Un sostegno che non è mancato anche da parte dei detenuti, tanto che tre di loro hanno esultato al momento della notizia della sentenza ribaltata dall’Alta Corte. Pell ha raccontato un episodio divertente sui suoi compagni di prigione: una volta ha ascoltato alcuni di loro discutere sulla sua colpevolezza o meno; ad un certo punto, uno dei partecipanti alla conversazione ha affermato scherzosamente di stare dalla sua parte perché due ex primi ministri sostenevano la sua causa. L’esperienza in carcere lo ha reso particolarmente sensibile al tema della malagiustizia e si è detto intenzionato ad approfondire il caso di uno dei suoi vicini di cella, accusato di omicidio e che a suo parere non sarebbe un assassino.

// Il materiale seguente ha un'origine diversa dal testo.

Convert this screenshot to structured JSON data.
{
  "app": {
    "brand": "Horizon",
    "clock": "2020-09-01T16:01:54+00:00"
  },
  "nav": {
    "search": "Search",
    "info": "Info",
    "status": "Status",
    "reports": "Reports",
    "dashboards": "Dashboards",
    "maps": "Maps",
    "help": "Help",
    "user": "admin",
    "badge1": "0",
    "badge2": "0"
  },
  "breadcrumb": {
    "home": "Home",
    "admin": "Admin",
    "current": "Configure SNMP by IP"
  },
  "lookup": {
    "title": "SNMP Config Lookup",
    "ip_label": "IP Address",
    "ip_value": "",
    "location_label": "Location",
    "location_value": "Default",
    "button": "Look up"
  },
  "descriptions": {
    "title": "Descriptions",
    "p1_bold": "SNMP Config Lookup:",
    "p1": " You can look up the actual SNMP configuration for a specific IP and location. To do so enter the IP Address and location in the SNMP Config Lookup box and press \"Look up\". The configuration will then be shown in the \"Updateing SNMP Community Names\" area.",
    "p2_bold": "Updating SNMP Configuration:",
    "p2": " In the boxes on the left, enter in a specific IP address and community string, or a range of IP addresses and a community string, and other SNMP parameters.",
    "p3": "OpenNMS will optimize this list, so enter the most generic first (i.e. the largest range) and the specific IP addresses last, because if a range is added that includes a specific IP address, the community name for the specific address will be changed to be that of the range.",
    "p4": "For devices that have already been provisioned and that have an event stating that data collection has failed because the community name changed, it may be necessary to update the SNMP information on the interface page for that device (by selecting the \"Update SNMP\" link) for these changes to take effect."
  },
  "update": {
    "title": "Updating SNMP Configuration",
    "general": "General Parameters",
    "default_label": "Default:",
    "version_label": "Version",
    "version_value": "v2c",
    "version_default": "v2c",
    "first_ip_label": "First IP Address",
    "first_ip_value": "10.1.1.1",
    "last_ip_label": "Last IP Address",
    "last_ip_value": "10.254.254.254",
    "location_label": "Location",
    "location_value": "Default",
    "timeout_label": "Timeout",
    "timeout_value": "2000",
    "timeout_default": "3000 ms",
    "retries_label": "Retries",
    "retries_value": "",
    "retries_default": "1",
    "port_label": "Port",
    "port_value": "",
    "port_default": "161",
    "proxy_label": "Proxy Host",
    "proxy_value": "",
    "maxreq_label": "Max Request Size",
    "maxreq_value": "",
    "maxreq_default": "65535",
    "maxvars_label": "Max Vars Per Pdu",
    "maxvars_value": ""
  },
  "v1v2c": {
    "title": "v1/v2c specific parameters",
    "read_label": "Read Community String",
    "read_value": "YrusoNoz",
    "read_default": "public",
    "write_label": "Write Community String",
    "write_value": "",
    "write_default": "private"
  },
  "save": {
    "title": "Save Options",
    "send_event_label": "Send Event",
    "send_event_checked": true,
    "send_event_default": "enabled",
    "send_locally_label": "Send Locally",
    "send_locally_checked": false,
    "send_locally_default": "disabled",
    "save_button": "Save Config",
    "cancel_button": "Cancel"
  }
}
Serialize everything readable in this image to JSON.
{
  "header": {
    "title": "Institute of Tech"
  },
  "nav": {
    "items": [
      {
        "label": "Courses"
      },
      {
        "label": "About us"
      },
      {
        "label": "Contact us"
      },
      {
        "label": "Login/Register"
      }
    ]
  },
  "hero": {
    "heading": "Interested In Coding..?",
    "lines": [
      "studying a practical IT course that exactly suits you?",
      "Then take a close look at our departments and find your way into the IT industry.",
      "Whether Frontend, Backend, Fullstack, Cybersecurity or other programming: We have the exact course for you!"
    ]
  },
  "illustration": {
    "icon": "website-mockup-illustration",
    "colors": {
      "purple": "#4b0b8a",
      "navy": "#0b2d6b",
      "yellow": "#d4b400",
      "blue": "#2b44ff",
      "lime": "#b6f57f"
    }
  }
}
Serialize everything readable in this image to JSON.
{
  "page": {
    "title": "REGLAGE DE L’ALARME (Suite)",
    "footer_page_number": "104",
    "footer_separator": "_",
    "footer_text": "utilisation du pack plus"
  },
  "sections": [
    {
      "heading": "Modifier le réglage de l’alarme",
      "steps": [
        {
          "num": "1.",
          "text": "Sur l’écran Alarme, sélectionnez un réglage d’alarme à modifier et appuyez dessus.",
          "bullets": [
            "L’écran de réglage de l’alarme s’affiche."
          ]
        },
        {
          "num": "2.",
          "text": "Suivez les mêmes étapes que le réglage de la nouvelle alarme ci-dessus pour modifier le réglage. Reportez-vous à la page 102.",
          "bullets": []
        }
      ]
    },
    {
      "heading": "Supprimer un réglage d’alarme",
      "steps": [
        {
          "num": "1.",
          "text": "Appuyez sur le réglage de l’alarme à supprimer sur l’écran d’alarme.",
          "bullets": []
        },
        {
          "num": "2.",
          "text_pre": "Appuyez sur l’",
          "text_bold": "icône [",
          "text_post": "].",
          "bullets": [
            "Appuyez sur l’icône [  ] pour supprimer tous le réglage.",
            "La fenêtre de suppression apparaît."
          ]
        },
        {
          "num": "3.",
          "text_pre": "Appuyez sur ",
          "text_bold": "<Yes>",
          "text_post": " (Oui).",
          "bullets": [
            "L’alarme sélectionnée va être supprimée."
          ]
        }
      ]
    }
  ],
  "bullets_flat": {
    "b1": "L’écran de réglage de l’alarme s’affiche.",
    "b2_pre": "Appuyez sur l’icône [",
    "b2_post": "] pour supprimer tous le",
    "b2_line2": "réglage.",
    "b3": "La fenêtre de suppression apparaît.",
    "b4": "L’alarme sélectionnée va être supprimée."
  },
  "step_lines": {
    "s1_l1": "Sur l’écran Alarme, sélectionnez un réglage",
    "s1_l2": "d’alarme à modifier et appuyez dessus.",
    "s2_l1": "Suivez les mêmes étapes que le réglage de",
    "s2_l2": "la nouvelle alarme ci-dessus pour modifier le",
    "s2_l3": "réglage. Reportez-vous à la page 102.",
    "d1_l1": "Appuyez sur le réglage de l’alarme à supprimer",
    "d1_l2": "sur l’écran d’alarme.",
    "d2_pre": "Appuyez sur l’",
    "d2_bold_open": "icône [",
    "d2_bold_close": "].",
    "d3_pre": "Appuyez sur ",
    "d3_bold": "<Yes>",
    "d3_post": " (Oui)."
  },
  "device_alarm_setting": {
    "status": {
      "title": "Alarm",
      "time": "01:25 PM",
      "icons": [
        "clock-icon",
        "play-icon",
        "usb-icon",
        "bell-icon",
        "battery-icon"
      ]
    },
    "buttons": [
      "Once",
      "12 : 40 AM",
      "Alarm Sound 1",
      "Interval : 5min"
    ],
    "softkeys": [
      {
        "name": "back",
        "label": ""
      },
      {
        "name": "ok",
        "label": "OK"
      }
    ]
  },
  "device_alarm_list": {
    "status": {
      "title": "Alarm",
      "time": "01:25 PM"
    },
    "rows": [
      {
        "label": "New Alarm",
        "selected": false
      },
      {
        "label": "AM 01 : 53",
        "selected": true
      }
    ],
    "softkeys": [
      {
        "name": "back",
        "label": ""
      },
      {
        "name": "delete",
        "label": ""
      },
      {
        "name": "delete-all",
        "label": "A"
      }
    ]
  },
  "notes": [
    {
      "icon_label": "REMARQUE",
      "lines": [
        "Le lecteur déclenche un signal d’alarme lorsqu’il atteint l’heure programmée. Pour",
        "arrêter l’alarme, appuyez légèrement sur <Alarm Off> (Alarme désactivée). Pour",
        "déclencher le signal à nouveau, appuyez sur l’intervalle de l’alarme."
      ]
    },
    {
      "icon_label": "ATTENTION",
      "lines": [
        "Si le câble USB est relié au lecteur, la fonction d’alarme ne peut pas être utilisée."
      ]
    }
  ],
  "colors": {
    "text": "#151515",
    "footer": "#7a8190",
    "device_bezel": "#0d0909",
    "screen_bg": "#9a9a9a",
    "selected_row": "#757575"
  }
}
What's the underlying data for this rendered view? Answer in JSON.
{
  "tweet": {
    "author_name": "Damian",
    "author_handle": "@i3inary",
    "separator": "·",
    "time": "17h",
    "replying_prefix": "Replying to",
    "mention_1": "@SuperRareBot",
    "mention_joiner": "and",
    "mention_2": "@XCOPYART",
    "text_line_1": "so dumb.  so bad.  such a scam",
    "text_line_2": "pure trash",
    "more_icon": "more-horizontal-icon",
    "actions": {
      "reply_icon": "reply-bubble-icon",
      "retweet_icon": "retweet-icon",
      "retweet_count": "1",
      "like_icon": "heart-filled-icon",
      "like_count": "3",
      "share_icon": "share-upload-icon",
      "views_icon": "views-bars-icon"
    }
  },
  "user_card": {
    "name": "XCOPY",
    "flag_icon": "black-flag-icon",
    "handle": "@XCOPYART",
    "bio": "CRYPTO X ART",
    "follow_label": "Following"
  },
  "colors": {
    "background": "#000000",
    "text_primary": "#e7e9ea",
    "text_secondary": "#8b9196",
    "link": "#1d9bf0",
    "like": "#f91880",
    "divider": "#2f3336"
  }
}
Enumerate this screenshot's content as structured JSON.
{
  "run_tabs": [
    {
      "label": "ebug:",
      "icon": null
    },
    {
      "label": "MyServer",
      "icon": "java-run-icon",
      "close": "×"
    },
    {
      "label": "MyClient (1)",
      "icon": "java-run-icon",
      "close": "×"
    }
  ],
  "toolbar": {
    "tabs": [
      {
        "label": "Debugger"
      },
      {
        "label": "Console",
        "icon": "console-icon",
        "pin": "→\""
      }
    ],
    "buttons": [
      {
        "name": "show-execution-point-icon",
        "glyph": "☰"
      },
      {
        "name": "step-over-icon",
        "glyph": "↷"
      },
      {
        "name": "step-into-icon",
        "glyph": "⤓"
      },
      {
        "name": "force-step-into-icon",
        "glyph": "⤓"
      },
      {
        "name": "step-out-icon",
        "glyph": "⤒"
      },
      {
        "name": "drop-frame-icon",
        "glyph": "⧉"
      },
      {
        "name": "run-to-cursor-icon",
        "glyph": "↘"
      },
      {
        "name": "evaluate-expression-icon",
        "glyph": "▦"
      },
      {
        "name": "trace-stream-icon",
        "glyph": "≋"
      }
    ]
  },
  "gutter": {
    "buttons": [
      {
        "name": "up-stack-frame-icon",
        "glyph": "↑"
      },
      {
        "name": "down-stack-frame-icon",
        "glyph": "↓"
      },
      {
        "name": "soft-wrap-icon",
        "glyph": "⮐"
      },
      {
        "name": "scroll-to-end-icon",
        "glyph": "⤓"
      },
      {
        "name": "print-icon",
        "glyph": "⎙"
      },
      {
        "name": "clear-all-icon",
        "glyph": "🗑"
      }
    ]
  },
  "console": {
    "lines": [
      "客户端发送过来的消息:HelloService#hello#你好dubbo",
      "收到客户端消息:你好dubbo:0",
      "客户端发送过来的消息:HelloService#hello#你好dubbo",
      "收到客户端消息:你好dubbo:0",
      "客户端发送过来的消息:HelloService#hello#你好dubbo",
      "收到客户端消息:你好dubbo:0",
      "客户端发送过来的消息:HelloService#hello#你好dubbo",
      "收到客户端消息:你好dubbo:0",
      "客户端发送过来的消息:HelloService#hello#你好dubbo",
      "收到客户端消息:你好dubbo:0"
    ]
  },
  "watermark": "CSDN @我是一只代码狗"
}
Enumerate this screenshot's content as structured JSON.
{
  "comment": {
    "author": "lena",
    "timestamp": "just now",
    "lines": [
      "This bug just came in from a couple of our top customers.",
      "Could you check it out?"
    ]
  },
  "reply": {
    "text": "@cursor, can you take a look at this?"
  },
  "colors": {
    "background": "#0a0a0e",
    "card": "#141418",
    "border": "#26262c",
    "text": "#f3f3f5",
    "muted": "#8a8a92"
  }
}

Sollecitato da Bolt, uno dei principali accusatori delle modalità d’indagine del commissario capo Graham Ashton, Pell si è limitato a dire che da parte della polizia di Victoria c’è stato un trattamento “certamente straordinario” nei suoi confronti e si è dichiarato “non sorpreso” del fatto che contro di lui potrebbero arrivare nuove accuse.
Sempre ieri, infatti, poco prima che l’intervista venisse trasmessa su Sky News, le televisioni australiane avevano mandato in onda le immagini dell’arrivo della polizia nei pressi del Seminario che lo ospita attualmente. Si era velocemente diffusa la notizia secondo cui la presenza dei militari fosse legata all’apertura di una nuova indagine ai danni del cardinale per le nuove accuse di un altro denunciante. Una circostanza però smentita più tardi da un comunicato ufficiale della New South Wales Police: gli uomini in divisa, secondo la nota, sarebbero entrati nel Seminario per discutere di misure di sicurezza.
Per quanto è stato riferito alla Nuova Bussola, la polizia sarebbe arrivata nell’edificio di Homebush a seguito della chiamata del rettore, preoccupato per il moltiplicarsi delle minacce di morte rivolte al cardinale. La situazione, tuttavia, non è delle più rassicuranti per Pell: è stato l’Herald Sun, lo stesso giornale che per primo diede notizia della precedente indagine, a scrivere che contro di lui ci sarebbero nuove accuse per presunti fatti avvenuti negli anni Settanta e su cui starebbe indagando sempre la polizia di Victoria.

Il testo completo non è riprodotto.